Proprio in queste ore sono arrivate dalla società delle voci che escluderebbero un ritorno di Totti nel prossimo futuro. Secondo Lei l’ex capitano potrebbe lavorare proprio in Nazionale come De Rossi o la sua figura è rimasta relegata ai colori giallorossi?

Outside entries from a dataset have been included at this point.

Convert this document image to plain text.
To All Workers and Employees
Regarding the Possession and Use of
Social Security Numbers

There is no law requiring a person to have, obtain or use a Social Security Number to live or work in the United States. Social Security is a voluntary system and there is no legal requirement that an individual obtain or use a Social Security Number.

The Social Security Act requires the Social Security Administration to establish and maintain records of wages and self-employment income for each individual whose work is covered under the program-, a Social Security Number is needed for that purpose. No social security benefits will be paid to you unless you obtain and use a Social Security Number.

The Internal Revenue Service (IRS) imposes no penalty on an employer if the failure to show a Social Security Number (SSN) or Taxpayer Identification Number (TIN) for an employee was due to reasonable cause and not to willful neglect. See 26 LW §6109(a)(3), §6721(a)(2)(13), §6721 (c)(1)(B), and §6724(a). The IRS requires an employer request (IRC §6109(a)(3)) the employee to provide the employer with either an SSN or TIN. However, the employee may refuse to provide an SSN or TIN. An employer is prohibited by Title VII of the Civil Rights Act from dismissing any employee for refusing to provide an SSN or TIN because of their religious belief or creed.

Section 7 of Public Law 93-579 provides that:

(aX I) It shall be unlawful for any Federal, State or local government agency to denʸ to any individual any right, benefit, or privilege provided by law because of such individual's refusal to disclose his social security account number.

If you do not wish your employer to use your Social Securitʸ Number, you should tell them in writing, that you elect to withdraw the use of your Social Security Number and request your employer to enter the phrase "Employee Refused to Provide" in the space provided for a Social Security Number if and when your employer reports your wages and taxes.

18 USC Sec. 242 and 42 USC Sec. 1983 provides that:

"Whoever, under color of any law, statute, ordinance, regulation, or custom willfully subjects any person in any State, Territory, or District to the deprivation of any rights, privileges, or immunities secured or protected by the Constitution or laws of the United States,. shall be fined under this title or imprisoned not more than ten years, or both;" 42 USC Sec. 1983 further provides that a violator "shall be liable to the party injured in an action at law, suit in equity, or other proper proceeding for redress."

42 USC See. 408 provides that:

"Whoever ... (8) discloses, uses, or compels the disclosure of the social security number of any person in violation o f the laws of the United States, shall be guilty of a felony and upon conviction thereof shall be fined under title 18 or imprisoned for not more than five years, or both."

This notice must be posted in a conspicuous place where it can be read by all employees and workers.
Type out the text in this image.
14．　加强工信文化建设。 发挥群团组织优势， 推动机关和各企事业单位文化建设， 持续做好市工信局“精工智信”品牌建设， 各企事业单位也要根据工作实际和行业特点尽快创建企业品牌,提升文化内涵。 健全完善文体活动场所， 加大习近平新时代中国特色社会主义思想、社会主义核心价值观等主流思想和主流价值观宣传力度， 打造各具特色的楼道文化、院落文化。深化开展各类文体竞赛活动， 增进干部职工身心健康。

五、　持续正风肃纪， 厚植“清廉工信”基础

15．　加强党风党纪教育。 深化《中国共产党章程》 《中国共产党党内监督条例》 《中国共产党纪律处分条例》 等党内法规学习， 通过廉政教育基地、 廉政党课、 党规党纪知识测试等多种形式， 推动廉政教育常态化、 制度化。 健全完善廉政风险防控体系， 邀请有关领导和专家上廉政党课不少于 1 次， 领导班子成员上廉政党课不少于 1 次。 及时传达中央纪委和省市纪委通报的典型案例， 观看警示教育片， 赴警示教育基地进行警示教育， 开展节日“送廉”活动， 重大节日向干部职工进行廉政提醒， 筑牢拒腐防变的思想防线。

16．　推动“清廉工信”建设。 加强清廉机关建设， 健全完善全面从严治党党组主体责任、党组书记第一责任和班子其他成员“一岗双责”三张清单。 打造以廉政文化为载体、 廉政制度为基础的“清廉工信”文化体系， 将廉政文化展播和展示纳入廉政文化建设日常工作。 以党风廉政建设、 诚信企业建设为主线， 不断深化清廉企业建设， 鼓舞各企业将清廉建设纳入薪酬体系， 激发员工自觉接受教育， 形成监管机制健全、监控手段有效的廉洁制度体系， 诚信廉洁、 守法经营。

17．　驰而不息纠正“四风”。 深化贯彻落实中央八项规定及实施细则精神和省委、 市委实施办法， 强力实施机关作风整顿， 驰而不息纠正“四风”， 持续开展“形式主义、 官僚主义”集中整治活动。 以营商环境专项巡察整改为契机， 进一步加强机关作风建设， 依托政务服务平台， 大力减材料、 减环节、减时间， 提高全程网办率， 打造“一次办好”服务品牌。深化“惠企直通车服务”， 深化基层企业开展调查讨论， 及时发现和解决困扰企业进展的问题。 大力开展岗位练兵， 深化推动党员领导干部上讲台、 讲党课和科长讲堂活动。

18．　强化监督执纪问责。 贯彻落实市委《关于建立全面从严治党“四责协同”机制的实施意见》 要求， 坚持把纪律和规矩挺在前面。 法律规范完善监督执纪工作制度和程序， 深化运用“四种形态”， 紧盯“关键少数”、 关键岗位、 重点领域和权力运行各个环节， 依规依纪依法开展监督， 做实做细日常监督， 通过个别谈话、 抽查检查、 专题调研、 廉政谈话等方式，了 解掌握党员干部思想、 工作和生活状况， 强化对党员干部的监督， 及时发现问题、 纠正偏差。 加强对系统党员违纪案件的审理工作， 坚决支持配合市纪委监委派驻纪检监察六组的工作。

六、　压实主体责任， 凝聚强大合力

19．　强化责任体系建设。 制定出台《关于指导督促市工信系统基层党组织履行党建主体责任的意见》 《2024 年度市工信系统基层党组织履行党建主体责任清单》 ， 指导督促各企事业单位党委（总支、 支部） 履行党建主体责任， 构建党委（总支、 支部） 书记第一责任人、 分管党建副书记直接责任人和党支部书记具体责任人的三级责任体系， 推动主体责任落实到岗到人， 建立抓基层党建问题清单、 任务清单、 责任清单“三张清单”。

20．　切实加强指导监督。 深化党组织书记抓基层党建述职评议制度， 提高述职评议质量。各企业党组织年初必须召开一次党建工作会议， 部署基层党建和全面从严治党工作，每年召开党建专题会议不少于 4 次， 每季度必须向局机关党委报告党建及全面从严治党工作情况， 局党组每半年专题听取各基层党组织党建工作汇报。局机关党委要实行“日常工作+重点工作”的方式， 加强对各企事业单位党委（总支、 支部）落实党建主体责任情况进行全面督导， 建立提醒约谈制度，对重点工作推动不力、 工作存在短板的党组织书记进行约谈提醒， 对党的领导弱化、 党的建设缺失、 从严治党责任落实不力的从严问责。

Il capitano della Roma per eccellenza era lui, una figura troppo grande, però non per questo non può stare nella dirigenza. Mi farebbe piacere se ci fosse. Non lo so come si metterà, comunque i due americani padre e figlio hanno preso Mourinho senza sapere che “Mou” in dialetto pugliese vuol dire “adesso”, “subito”, pagando una bella cifra, e sanno che Mourinho chiederà dei giocatori importanti. Quindi in un contesto del genere la figura di Totti l’avrei tenuta nella società. Mi auguro che cambino idea.

Nel seguito de “L’allenatore nel pallone” Lei ha lavorato anche con Buffon, che a 43 anni ha scelto di continuare a giocare al Parma. L’ha sorpresa questa decisione o forse l’avrebbe addirittura voluto alla Roma?

Io so che è stato un grande e lo è. Potrebbe essere un gran bel dirigente di una squadra, però ancora è bravo e può farsi 2-3 anni come ha deciso di fare. Ma uno può essere bravissimo anche oltre i 40 anni se lo è sempre stato come lui. Degli intrighi di mercato non so.

L’esultanza che Lei ha inventato ha restituito un po’ di spontaneità e umanità a un ambiente sportivo che è sempre bistrattato. Oggi i calciatori si mettono in mostra sui social e i tifosi si sfogano in continuazione sul web. Quanto è cambiato il calcio rispetto ai tempi de “L’allenatore nel pallone”?

Eh, secondo me è cambiato un po’. Forse alcuni sono troppo esibizionisti, vogliono far sapere la loro notorietà, le loro possibilità finanziare, da un lato è esasperato che vogliono comparire per ogni cosa su Instagram, Telegram, Fotogram e Kilogram, come li chiamo io che non capisco niente di queste cose tecnologiche. Però il calcio è cambiato: non dico in peggio, però per modernizzarsi delle volte si sbaglia, si sbaglia la vicinanza con i tifosi, la vicinanza con la gente che ti vuol bene. Io sento che loro si stanno piano piano allontanando, si dedicano a farsi il selfie quando si pettinano ecc.

Prima c’era la vicinanza, camminavi per strada e il tifoso si voleva fare la foto. Adesso con la scusa del COVID sono spariti tutti e fra un po’, dopo gli Europei, se ne andranno tutti. Già molti saranno in vacanza, se ne fottono, vanno sulle loro barche tranquillamente. Quindi la risposta è: sì, è cambiato.